Detalhes bibliográficos
Ano de defesa: 2016
Autor(a) principal: Oliveira, Everton Luiz de
Orientador(a): Denari, Fátima Elisabeth lattes
Banca de defesa: Não Informado pela instituição
Tipo de documento: Tese
Tipo de acesso: Acesso aberto
Idioma: por
Instituição de defesa: Universidade Federal de São Carlos
Câmpus São Carlos
Programa de Pós-Graduação: Programa de Pós-Graduação em Educação Especial - PPGEEs
Departamento: Não Informado pela instituição
País: Não Informado pela instituição
Palavras-chave em Português:
Palavras-chave em Inglês:
Área do conhecimento CNPq:
Link de acesso: https://repositorio.ufscar.br/handle/20.500.14289/7400
Resumo: In this study we aimed to investigate, beside people with physical disabilities, how they express their sexuality from their life stories and their impairment/disabled bodies. The Life History, being defined as one of the theoretical contributions, made it possible to establish a channel through which disabled people could relive facts, experiences and events related to sexuality, identifying ways, glances, pleasures and printed sensibilities through injured, amputated and disabled bodies. Other theoretical contributions, from the anthropological social field, especially the critical studies of disability (Disability Studies), substantiated the ways and debates in the intersection with the sexuality field. Hence, we defined the Collective Subject Discourse (DSC) as the study method, especially to encompass analysis techniques that allow gathering ideas, senses and thoughts of the same social group, projecting a single collective discourse in the light of various themes. The sample was composed of three people with physical disabilities, heterosexual men, members of an institution that provides services to people with disabilities, in a city in the interior of São Paulo state.

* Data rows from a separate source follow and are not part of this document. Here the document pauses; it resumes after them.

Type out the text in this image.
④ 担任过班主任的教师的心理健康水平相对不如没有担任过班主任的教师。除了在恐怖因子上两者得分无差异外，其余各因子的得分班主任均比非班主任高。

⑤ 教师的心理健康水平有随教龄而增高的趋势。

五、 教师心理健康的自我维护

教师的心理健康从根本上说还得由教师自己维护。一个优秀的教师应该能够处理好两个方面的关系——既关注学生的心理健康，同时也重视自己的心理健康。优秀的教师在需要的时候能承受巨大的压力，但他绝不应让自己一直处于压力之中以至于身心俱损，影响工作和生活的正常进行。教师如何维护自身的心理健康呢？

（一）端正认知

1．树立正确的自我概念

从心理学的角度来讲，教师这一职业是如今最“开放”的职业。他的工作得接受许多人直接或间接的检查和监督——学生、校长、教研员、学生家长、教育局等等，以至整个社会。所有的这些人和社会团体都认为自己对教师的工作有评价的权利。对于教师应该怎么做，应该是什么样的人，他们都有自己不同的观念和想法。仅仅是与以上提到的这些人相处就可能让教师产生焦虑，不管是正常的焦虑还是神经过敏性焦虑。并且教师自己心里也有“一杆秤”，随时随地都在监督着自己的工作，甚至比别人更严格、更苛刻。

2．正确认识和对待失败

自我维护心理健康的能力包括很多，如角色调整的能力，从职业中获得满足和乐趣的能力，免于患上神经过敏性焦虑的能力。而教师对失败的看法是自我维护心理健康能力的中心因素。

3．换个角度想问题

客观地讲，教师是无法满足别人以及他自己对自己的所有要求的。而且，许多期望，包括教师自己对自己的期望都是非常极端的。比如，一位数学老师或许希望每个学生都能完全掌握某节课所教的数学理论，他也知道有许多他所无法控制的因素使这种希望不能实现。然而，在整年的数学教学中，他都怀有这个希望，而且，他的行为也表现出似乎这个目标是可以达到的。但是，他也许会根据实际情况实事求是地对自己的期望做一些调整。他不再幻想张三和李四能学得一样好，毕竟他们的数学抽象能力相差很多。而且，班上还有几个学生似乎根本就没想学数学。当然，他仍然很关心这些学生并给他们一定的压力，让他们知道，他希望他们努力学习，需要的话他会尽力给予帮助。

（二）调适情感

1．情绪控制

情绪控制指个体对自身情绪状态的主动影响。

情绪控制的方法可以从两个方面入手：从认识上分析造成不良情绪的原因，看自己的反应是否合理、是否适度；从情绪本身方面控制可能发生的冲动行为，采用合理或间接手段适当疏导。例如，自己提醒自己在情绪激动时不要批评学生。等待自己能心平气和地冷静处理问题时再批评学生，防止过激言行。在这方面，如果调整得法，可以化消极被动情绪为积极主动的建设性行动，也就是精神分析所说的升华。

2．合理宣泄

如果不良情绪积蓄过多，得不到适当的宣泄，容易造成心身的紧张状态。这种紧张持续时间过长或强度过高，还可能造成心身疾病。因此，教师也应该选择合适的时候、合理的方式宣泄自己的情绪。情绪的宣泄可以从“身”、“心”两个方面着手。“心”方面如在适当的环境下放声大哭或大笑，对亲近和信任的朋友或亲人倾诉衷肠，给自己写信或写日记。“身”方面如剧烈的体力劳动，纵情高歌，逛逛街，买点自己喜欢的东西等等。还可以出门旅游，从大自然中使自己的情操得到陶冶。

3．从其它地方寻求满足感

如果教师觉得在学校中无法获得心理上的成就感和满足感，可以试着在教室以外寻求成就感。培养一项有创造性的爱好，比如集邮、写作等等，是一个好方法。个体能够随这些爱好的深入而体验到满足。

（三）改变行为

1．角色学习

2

Data collection took place through open interviews (recorded audio), without pre-established scripts and have been developed until to reach a saturation point (exhaust affairs). The meetings took place without delimitation of time or amount, varying according each participant. All interviews were transcribed, and the analysis took place based on techniques used in DSC, using their methodological approaches. The composition of the DSC enabled understanding the sexuality of people with physical disabilities as it is still regulated by policy and biomedical processes, which make pathological not only people with disabilities, but anyone who shows attraction, erotic and sexual desire by people with injured, amputated or disabled bodies. There is an urgent need to admit new aesthetic, sexual and political horizons for the physically disability, projecting the injured, amputated and disabled body as beautiful, desirable, sexy, attractive and, undeniably, delicious. Only from that aesthetic reconfiguration of disability, each and every disabled person will be accepted as a sexual and sexualized person.